Tolerância/intensificação: Os efeitos adversos mais comuns da pornografia, reconhecidos pelos próprios usuários, são: a necessidade de estímulos mais prolongados (12%) e de estímulos sexuais mais numerosos (17,6%) para poder chegar ao orgasmo, e uma diminuição do prazer sexual (24,5%) […]. O presente estudo também sugere que a exposição prematura pode estar associada a uma potencial dessensibilização a estímulos sexuais, como indicado pela necessidade de estímulos mais prolongados e numerosos para alcançar o orgasmo durante o consumo de material explícito, e também pelo decréscimo generalizado da satisfação sexual. Constataram-se ainda várias mudanças de padrão no consumo de pornografia durante o período de exposição: escolha de um gênero diferente de material explícito (46%), uso de materiais que não concordam com a própria orientação sexual (60,9%) e a necessidade de utilizar conteúdos mais extremos, isto é, violentos (32%).

Curiosamente, o estudo também chegou à conclusão de que 10,7% dos homens e 15,5% das mulheres confessaram assistir diariamente a filmes pornôs e reconheceram estar viciados, sem que haja, na prática, nenhuma diferença na taxa de adicção entre homens e mulheres. Via de regra, quem está viciado em pornografia demora para admitir que está com problema; por isso, é bastante alto o número de usuários dispostos a reconhecer que se sentem viciados em pornografia.

Mesmo entre os que não se consideram viciados, o estudo indica que são comuns sintomas típicos de abstinência: 51% já tentaram parar ao menos uma vez, dos quais 72,2% já experimentaram um ou mais sintomas de crise de abstinência, incluindo solidão, perda de libido, insônia, irritabilidade, ansiedade, tremedeiras, impulsos agressivos, depressão, sonhos eróticos e distúrbios de atenção.

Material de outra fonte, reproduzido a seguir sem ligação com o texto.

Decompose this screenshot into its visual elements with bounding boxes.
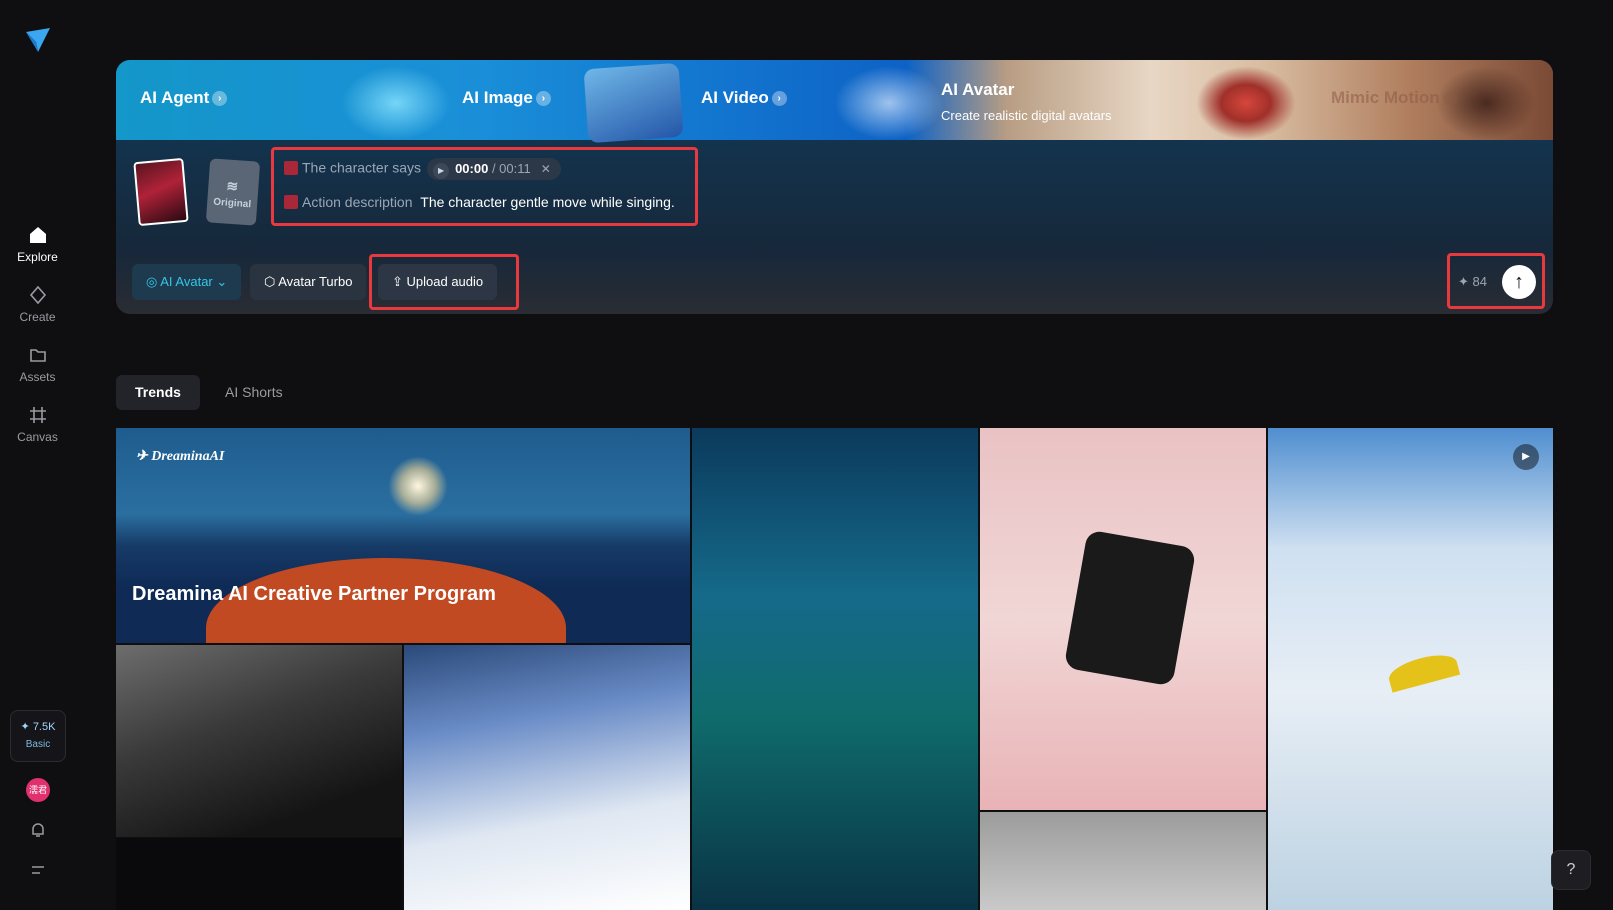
tab-ai-shorts[interactable]: AI Shorts (206, 375, 302, 410)
tab-ai-video[interactable]: AI Video › (701, 88, 787, 108)
chevron-right-icon: › (535, 91, 551, 107)
play-icon[interactable]: ▶ (433, 163, 450, 179)
tab-ai-image[interactable]: AI Image › (462, 88, 551, 108)
character-icon (284, 195, 298, 209)
menu-icon[interactable] (28, 860, 48, 880)
close-icon[interactable]: ✕ (541, 162, 551, 176)
star-icon: ✦ (20, 721, 33, 733)
chevron-down-icon: ⌄ (212, 274, 228, 289)
chevron-right-icon: › (212, 91, 228, 107)
feature-tabs: AI Agent › AI Image › AI Video › AI Avatar … (116, 60, 1553, 144)
gallery-card-bubbles[interactable] (116, 838, 402, 910)
tab-ai-agent[interactable]: AI Agent › (140, 88, 228, 108)
credits-amount: 7.5K (32, 721, 56, 733)
gallery-card-seagull[interactable] (980, 812, 1266, 910)
canvas-icon (29, 407, 46, 423)
chevron-right-icon: › (1442, 91, 1458, 107)
character-icon (284, 160, 298, 175)
paraglider-art (1385, 649, 1461, 693)
help-button[interactable]: ? (1551, 850, 1591, 890)
action-description-row[interactable]: Action description The character gentle … (284, 194, 675, 210)
audio-thumbnail[interactable]: ≋ Original (205, 158, 261, 226)
protein-jar-art (1063, 529, 1197, 687)
tab-label: AI Video (701, 88, 769, 107)
eye-icon: ◎ (146, 274, 161, 289)
mode-select-button[interactable]: ◎ AI Avatar ⌄ (132, 264, 242, 300)
audio-total-time: / 00:11 (491, 161, 531, 176)
avatar[interactable]: 濡君 (26, 778, 50, 802)
dreamina-logo-icon[interactable] (24, 26, 52, 54)
light-glow (388, 456, 448, 516)
tab-label: AI Image (462, 88, 533, 107)
audio-player[interactable]: ▶ 00:00 / 00:11 ✕ (427, 158, 561, 180)
sidebar-item-create[interactable]: Create (0, 284, 75, 324)
folder-icon (29, 349, 46, 362)
gallery-card-statue[interactable] (116, 645, 402, 837)
ai-image-art (583, 62, 684, 144)
bell-icon[interactable] (28, 820, 48, 840)
avatar-turbo-label: Avatar Turbo (278, 274, 353, 289)
generate-highlight (1447, 253, 1545, 309)
dreamina-logo-icon: ✈ (136, 449, 152, 464)
tab-trends[interactable]: Trends (116, 375, 200, 410)
character-says-label: The character says (302, 159, 422, 176)
banner-title: Dreamina AI Creative Partner Program (132, 583, 496, 605)
gallery-banner-card[interactable]: ✈ DreaminaAI Dreamina AI Creative Partne… (116, 428, 690, 643)
banner-brand-text: DreaminaAI (151, 449, 225, 464)
banner-brand: ✈ DreaminaAI (136, 448, 224, 465)
tab-label: Mimic Motion (1331, 88, 1440, 107)
chevron-right-icon: › (771, 91, 787, 107)
prompt-box: The character says ▶ 00:00 / 00:11 ✕ Action… (271, 147, 698, 226)
play-icon[interactable]: ▶ (1513, 444, 1539, 470)
action-description-label: Action description (302, 194, 413, 210)
question-icon: ? (1566, 861, 1576, 878)
cube-icon: ⬡ (264, 274, 279, 289)
sidebar-item-label: Explore (17, 250, 58, 264)
gallery-card-ice-canyon[interactable]: ▶ (1268, 428, 1553, 910)
tab-label: AI Agent (140, 88, 210, 107)
sidebar-item-explore[interactable]: Explore (0, 224, 75, 264)
ai-agent-art (341, 66, 451, 140)
sidebar-item-label: Canvas (17, 430, 58, 444)
sidebar: Explore Create Assets Canvas ✦ 7.5K Basi… (0, 0, 75, 910)
home-icon (29, 227, 46, 243)
avatar-image-thumbnail[interactable] (133, 157, 189, 227)
action-description-input[interactable]: The character gentle move while singing. (420, 194, 674, 210)
tab-ai-avatar-subtitle: Create realistic digital avatars (941, 108, 1112, 123)
avatar-turbo-button[interactable]: ⬡ Avatar Turbo (250, 264, 367, 300)
plan-tier: Basic (25, 739, 51, 750)
mode-select-label: AI Avatar (160, 274, 213, 289)
character-says-row: The character says ▶ 00:00 / 00:11 ✕ (284, 158, 561, 180)
gallery-card-protein[interactable] (980, 428, 1266, 810)
audio-thumbnail-label: Original (212, 196, 252, 211)
tab-mimic-motion[interactable]: Mimic Motion › (1331, 88, 1458, 108)
sidebar-item-label: Create (19, 310, 56, 324)
ai-avatar-art (1196, 66, 1296, 140)
credits-badge[interactable]: ✦ 7.5K Basic (10, 710, 66, 762)
gallery-card-polar-bear[interactable] (404, 645, 690, 910)
tab-label: AI Avatar (941, 80, 1015, 99)
waveform-icon: ≋ (225, 177, 239, 195)
tab-ai-avatar[interactable]: AI Avatar (941, 80, 1014, 100)
gallery-card-underwater-ruins[interactable] (692, 428, 978, 910)
generator-panel: AI Agent › AI Image › AI Video › AI Avatar … (116, 60, 1553, 314)
audio-current-time: 00:00 (455, 161, 489, 176)
upload-highlight (369, 254, 519, 310)
sparkle-icon (29, 285, 46, 305)
sidebar-item-label: Assets (19, 370, 56, 384)
sidebar-item-canvas[interactable]: Canvas (0, 404, 75, 444)
sidebar-item-assets[interactable]: Assets (0, 344, 75, 384)
ai-video-art (834, 66, 944, 140)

Como era de esperar, quanto mais cedo uma pessoa é exposta à pornografia, maiores são as chances de ela sofrer alguns de seus efeitos negativos, sendo maiores as probabilidades entre os que foram expostos aos 12 anos ou antes. E tenhamos em mente que a idade média em que os jovens descobrem a pornografia continua a cair e encontra-se, atualmente, na faixa dos 11 anos. Os autores do estudos sugerem, cautelosos, que futuras pesquisas poderão indicar os prejuízos a longo prazo causados em adultos expostos à pornografia ainda muito cedo. Com efeito, a maioria dos participantes do estudo afirmou que a pornografia é, sim, um problema de saúde pública, com muitas consequências negativas para a sociedade, mas se negou a apoiar qualquer política que restrinja o acesso a esse tipo de material. Os vícios, como toda a gente sabe, são difíceis de superar.

Como eu já disse antes e continuarei a dizer até as pessoas caírem em si: a pornografia é o inimigo número um das nossas comunidades, das nossas igrejas, das nossas famílias e dos nossos casamentos. Muitos cristãos têm treinado para as próximas batalhas nesta guerra cultural; muitas comunidades têm-se preparado para os perigos externos do totalitarismo secular. No entanto, a pornografia, infiltrando-se em nossos lares pelas telas de qualquer aparelho conectado à rede, está envenenando os relacionamentos e espaços de que vamos precisar, se quisermos sobreviver ao massacre cultural que enfrentaremos nos próximos anos.